オレから離した目を落とすと、足元の紙袋を拾う。乾かしたばかりの服を取り出し、自分のクローゼットにぽいぽいと放り込んだ。
そうする間も眉間のしわが消えないのは、心配してるってことかも知れない。
だけど、どうかな。この人はいつでもこう言う顔だ。オレにはよく解らない。機嫌がいいのか悪いのか、何を考えているのかも。
「一ついいか」
クローゼットをぱたんと閉じて、宗広先輩はその扉を見つめるようにして言った。
「お前は……、誰にも本心を言ったりしないのか? それとも俺には言えないだけか?」
言えるわけがない、と。飛び出し掛けた言葉を、とっさに飲み込む。
嫌なことを思い出して、消えたくなってたとは言えなかった。どうしたらいいか解らない、なんて言われても困るだろう。

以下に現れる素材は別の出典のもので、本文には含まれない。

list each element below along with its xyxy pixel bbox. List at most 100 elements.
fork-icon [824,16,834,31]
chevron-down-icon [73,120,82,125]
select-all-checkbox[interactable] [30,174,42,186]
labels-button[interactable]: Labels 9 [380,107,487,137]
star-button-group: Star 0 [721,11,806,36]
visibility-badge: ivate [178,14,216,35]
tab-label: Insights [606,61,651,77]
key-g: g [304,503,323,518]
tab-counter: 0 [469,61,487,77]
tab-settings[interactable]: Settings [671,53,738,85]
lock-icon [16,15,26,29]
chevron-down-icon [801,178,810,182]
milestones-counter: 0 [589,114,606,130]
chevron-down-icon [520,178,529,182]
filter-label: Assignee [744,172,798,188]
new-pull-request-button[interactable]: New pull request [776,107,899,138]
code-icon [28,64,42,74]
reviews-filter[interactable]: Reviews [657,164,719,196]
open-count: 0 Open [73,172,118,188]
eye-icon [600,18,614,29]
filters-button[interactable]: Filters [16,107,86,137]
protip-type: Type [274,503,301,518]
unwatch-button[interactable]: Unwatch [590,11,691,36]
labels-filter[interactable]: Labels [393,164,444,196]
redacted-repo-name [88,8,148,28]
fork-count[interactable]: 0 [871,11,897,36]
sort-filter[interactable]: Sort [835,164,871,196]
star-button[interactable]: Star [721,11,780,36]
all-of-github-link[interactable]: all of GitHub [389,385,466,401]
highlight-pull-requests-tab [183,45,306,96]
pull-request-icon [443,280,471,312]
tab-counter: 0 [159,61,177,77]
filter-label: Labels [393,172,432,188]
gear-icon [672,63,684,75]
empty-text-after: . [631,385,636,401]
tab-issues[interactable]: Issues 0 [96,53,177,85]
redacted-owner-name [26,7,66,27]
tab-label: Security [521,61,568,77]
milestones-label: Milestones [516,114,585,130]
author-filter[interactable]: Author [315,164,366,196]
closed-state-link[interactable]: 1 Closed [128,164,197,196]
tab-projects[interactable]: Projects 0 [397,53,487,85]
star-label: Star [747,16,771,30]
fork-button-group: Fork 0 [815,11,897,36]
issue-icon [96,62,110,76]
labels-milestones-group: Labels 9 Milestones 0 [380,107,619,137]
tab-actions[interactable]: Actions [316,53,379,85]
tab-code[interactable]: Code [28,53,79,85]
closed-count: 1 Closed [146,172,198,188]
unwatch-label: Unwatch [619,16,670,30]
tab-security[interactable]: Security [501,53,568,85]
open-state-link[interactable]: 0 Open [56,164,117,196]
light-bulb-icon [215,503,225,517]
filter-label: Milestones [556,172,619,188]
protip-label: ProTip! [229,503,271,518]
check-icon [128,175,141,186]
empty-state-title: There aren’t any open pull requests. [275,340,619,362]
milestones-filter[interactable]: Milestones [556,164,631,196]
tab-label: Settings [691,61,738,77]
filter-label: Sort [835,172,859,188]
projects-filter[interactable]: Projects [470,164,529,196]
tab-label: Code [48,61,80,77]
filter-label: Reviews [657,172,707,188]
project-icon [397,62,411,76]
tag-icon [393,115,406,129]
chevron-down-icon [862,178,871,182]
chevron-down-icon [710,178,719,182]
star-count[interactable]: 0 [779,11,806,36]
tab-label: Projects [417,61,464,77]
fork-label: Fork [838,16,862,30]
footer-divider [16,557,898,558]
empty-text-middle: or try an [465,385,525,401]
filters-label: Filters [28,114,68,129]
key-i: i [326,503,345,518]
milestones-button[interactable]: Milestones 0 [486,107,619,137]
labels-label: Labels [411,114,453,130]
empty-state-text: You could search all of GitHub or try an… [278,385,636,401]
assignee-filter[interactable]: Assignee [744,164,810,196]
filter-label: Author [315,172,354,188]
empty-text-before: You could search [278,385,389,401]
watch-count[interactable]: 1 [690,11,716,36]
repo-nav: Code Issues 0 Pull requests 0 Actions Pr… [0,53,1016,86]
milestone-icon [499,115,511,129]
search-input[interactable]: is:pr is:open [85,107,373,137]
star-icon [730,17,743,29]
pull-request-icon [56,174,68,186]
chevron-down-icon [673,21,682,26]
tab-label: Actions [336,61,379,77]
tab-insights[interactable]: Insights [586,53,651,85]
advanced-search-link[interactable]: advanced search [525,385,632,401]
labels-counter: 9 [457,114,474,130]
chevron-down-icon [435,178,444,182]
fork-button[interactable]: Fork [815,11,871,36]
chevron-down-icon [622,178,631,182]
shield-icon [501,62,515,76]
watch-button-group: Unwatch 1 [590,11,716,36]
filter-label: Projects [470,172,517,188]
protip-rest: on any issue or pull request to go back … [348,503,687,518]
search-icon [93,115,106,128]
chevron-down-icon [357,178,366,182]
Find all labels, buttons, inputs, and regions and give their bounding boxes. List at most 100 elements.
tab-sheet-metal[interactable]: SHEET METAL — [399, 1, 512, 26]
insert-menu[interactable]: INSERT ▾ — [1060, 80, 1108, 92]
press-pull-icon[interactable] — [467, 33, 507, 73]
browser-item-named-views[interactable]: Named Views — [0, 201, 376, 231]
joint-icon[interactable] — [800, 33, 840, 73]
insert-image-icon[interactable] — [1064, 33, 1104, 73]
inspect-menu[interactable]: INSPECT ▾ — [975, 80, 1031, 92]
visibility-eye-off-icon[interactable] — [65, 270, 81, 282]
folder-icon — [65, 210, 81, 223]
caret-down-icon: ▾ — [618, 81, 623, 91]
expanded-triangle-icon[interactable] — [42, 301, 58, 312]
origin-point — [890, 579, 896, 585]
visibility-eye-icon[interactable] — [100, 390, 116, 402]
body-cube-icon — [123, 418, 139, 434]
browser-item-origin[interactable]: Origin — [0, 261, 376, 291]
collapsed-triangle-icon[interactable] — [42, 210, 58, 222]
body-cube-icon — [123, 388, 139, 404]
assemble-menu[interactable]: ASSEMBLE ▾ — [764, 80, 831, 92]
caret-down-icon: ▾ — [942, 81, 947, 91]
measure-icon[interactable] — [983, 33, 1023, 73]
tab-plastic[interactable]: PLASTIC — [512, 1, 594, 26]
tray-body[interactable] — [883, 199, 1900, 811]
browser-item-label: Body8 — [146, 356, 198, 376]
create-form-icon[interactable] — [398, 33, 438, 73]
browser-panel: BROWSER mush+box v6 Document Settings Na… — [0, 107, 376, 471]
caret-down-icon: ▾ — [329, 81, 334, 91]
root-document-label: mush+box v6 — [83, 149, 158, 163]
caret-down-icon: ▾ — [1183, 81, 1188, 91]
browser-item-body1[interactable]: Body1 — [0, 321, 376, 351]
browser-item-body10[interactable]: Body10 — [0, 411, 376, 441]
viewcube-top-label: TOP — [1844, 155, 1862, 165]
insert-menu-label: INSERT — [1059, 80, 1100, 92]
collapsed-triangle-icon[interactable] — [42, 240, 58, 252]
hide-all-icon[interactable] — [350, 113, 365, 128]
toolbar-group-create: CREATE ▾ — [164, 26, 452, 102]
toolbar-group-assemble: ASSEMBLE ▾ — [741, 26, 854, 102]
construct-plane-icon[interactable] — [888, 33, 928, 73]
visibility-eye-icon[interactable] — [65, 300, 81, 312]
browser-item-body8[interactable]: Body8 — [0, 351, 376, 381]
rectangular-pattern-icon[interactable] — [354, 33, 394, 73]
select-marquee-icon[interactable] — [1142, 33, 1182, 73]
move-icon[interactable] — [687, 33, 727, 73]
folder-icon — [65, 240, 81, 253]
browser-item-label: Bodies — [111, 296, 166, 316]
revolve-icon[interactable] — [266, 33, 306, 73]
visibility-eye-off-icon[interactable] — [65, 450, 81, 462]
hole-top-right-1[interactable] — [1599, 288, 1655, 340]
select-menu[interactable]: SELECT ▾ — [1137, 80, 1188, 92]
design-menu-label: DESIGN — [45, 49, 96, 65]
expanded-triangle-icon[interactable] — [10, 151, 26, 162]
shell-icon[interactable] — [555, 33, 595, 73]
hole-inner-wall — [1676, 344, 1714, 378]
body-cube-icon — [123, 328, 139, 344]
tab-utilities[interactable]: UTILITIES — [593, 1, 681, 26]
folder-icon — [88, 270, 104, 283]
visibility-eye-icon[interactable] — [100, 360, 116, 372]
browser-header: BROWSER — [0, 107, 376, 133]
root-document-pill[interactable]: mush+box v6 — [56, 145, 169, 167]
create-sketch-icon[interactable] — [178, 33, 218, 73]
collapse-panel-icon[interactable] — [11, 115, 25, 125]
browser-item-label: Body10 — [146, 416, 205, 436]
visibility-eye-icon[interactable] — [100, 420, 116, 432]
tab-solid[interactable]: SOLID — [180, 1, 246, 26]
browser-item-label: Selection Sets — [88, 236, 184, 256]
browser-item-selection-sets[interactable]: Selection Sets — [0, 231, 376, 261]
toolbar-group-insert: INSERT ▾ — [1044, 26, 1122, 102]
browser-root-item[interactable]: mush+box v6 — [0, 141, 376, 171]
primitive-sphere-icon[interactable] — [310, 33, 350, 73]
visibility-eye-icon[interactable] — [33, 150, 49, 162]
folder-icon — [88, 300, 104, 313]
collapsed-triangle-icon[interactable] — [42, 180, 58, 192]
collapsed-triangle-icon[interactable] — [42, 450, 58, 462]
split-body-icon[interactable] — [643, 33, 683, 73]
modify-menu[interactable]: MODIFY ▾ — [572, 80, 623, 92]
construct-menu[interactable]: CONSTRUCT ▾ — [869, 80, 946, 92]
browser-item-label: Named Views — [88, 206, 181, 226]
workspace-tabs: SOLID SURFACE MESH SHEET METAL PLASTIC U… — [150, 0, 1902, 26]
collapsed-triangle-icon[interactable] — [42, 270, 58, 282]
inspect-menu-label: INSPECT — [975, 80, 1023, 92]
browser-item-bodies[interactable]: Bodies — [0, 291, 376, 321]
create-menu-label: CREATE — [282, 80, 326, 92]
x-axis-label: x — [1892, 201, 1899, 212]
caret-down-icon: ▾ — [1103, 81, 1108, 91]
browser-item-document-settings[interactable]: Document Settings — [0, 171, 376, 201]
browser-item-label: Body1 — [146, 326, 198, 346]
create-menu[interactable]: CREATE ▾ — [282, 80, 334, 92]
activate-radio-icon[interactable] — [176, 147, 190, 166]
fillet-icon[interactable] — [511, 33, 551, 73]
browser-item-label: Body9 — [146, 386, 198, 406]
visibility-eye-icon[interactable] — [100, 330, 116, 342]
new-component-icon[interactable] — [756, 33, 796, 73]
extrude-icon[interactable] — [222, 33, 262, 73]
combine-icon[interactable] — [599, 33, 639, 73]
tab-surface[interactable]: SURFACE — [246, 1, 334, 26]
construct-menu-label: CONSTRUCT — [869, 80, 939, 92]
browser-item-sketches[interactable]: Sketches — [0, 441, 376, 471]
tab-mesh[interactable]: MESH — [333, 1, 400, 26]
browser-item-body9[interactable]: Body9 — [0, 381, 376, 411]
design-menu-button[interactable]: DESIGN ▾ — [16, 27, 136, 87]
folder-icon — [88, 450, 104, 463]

どんなつもりでそれを問うのか、やっぱりオレには解らない。
よっこらしょ、と声に出して立ち上がる。財布をジャージのポケットに突っ込んで、ドアの取っ手を持ちながら聞いた。
「ちょっと飲み物買ってきます。何か、いります?」
明らかに逃げたわけだが、止められはしなかった。仕方ない。これ以上一緒にいたら、余計なことを言いそうだ。お互いに。
腕の重さで肩に食い込むアームホルダーを直しつつ、スリッパをぱたぱたさせて廊下を歩く。
寮の一階には自販機がいくつか設置された場所があり、その前にはベンチが並べられていた。すぐ向かいが洗濯室で、寮生がそこに座って洗濯が終わるのを待っていたりする。
しかし今は、誰もいない。
――いや、違うな。誰かいそうだけど、姿は見えない。こう言うのが正しそうだ。
無人のベンチには洗濯物の入ったバッグが置きっ放しで、ガラスの引き戸で仕切られた洗濯室にも人影はない。ほぼ全ての洗濯機が使用中で、その音はガラス戸を閉めてあっても外までうるさい。
だから声がしたとか、そう言うことではなかったと思う。
騒音対策だろう。寮の洗濯室は建物の端だ。自販機とベンチが並んだその先の角を曲がると、非常口につながる細い通路がひっそりとある。それは一応知っていた。
本当に、何となくだ。どう考えても、それ以外の言葉が思い付かない。
何となく気になって、オレは角の向こうをひょいっと覗いた。その細い通路に顔を出し、おどろいたのはこっちだって一緒だ。
一番奥の扉の上に非常口を示す緑色の明かりがあるだけで、通路の中は暗かった。洗濯室からこぼれる光に、相手の顔が見えるかどうかと言う程度。
通路には、人がいた。それも四人も。
これはまずい。
反射的に思うのとほぼ同時に、Tシャツの首をつかまれ通路の奥に引きずり込まれた。